Carlos Luis Escoffié Duarte
Foto: Fabrizio León Diez
La Jornada Maya

14 de julio, 2015

Es una vergüenza que se haya escapado por segunda vez Joaquín Guzmán Loera, alias El Chapo. Sin embargo, lo realmente grave no es ni ha sido El Chapo en sí. Brevemente trataré de exponer algunas preocupaciones que algo tendrán que ver con ese personaje, pero no se centran en él ni en su fuga.

El primer lugar, lo que se había logrado en 2013 fue meter en la cárcel a El Chapo, pero no detenerlo. Es decir, la institución al margen de la ley, encabezada por él y socios como Ismael Zambada García y Juan José Esparragoza Moreno, sigue en pie y operando. Y permanece como una de las principales agrupaciones criminales del país (por no decir del mundo). ¿Quién dijo que detener a Guzmán Loera implicaba detener lo que representa El Chapo? Aun si no hubiese evadido la justicia, el cártel de Sinaloa seguiría avanzando sin él, como toda empresa exitosa logra hacerlo ante la pérdida de su principal fundador y operador.

Otro aspecto indispensable a considerar es el tema de la corrupción y la incapacidad estatal. Sí, es verdad, en México hay mucha corrupción, mucha flaqueza en el imperio de la ley. Todo eso es verdad y nadie lo niega. Pero hay que ver la perspectiva completa y señalar que son muchos más gobiernos los que pasivamente demuestran las mismas deficiencias en mayor o menor medida. Que El Chapo tenga tanto éxito en los mercados de las Américas, Europa, África y Oceanía, obliga a creer que ha logrado penetrar los aparatos estatales. En algunos lugares con mayor o menor profundidad, por supuesto, pero donde es ilegal el narcotráfico y un personaje como ése ha adquirido el control de plazas, no puede decirse que todo se resume a la indudable incompetencia de las autoridades de nuestro país.

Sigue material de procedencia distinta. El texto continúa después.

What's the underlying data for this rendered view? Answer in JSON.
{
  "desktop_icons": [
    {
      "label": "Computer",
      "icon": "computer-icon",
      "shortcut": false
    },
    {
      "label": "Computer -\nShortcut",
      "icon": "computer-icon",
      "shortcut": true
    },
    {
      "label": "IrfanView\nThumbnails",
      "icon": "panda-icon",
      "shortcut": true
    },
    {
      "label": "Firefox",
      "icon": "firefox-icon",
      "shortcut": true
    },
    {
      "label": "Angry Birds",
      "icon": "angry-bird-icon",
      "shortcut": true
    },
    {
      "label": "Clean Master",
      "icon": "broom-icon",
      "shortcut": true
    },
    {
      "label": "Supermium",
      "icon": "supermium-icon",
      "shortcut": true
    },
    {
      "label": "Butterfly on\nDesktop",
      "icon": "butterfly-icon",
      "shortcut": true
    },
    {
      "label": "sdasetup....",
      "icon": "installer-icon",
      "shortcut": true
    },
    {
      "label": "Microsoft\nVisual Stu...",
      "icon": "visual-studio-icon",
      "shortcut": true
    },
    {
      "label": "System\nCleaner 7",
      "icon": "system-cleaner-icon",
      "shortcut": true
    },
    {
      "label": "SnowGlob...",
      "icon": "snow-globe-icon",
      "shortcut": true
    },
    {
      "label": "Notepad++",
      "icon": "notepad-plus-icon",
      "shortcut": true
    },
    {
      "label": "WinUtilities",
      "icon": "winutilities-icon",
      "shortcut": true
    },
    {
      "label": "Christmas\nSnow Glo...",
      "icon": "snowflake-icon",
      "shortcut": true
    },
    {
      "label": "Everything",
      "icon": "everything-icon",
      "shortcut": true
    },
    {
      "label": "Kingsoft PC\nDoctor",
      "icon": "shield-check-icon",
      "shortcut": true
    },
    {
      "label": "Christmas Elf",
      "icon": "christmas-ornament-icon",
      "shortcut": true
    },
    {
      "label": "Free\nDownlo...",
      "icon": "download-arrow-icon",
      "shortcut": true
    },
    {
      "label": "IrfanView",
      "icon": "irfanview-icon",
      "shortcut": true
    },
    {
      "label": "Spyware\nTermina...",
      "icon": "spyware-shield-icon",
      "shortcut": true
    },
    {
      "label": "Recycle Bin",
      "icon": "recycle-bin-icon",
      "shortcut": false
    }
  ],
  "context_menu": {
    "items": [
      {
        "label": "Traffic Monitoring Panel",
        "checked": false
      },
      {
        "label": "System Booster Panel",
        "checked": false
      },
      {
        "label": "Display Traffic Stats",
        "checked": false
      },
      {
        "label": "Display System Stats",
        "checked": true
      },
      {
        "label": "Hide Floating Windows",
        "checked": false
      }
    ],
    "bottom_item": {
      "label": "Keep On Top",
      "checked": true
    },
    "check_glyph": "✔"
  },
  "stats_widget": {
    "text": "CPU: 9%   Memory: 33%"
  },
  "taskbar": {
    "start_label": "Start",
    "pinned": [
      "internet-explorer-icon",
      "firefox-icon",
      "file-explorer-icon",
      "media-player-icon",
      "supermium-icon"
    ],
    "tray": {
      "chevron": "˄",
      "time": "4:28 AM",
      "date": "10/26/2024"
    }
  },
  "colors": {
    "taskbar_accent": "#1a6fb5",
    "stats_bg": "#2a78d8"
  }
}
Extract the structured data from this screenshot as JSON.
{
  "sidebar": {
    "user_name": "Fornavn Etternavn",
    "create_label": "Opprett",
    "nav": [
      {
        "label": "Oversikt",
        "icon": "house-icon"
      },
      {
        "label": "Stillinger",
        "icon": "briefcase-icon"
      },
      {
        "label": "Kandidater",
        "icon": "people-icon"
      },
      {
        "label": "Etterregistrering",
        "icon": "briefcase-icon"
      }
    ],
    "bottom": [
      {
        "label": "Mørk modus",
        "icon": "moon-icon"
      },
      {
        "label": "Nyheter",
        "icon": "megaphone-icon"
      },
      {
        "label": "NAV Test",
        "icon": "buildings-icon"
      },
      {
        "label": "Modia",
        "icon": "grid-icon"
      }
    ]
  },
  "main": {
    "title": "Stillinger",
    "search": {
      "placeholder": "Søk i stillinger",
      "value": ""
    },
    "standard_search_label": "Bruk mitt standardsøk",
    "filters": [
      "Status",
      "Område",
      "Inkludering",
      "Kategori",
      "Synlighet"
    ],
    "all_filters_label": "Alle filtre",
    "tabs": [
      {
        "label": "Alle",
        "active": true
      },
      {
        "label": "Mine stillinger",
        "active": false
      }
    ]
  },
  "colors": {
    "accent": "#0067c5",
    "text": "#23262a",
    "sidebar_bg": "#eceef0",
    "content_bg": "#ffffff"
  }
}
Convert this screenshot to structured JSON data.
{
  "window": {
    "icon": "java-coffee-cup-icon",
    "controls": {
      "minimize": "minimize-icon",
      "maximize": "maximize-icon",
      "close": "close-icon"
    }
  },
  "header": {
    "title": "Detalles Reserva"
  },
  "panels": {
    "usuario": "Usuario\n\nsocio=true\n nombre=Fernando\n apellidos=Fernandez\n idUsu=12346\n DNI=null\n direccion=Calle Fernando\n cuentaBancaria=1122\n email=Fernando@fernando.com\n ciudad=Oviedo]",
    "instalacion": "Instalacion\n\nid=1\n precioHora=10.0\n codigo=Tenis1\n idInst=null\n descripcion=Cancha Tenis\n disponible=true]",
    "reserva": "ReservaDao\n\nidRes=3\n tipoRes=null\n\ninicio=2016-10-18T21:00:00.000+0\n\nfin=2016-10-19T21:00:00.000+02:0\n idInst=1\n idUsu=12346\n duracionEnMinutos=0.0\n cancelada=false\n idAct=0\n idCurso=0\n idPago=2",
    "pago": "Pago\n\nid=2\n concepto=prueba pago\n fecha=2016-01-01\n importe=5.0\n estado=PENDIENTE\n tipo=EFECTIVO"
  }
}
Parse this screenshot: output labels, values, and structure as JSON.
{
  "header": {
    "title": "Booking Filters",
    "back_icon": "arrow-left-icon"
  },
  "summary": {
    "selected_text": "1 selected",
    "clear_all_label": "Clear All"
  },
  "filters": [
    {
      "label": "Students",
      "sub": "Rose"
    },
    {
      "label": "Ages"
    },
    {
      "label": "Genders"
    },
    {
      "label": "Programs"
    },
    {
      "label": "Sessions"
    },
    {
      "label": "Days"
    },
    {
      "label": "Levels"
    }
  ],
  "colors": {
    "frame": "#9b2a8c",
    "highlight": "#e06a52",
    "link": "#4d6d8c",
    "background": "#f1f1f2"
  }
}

De acuerdo con la cadena rusa RT, entre las empresas involucradas en los negocios del narcotraficante sinaloense se encontrarían la Compañía Metalúrgica Extractiva (Colombia), Genética del Sur (Uruguay), Línea Aérea Pueblos Amazónicos SAS (Colombia) y Líneas Aéreas Lincandisa (Ecuador), así como empresas en Miami, Madrid, Panamá y “socios clave” en Guatemala, Belice y Honduras. No olvidemos, además, que varios de los altos mandos de cárteles detenidos en México señalan que en países como Panamá realizaban gran parte de su lavado de dinero. De más está decir que el negocio ilegal de armas en Estados Unidos y la distribución para el alto consumo en ese país es de las principales fuentes de recursos para los cárteles mexicanos y de otros países. Las labores deben adoptarse de manera seria a escala regional, incluyendo la posible despenalización de las drogas.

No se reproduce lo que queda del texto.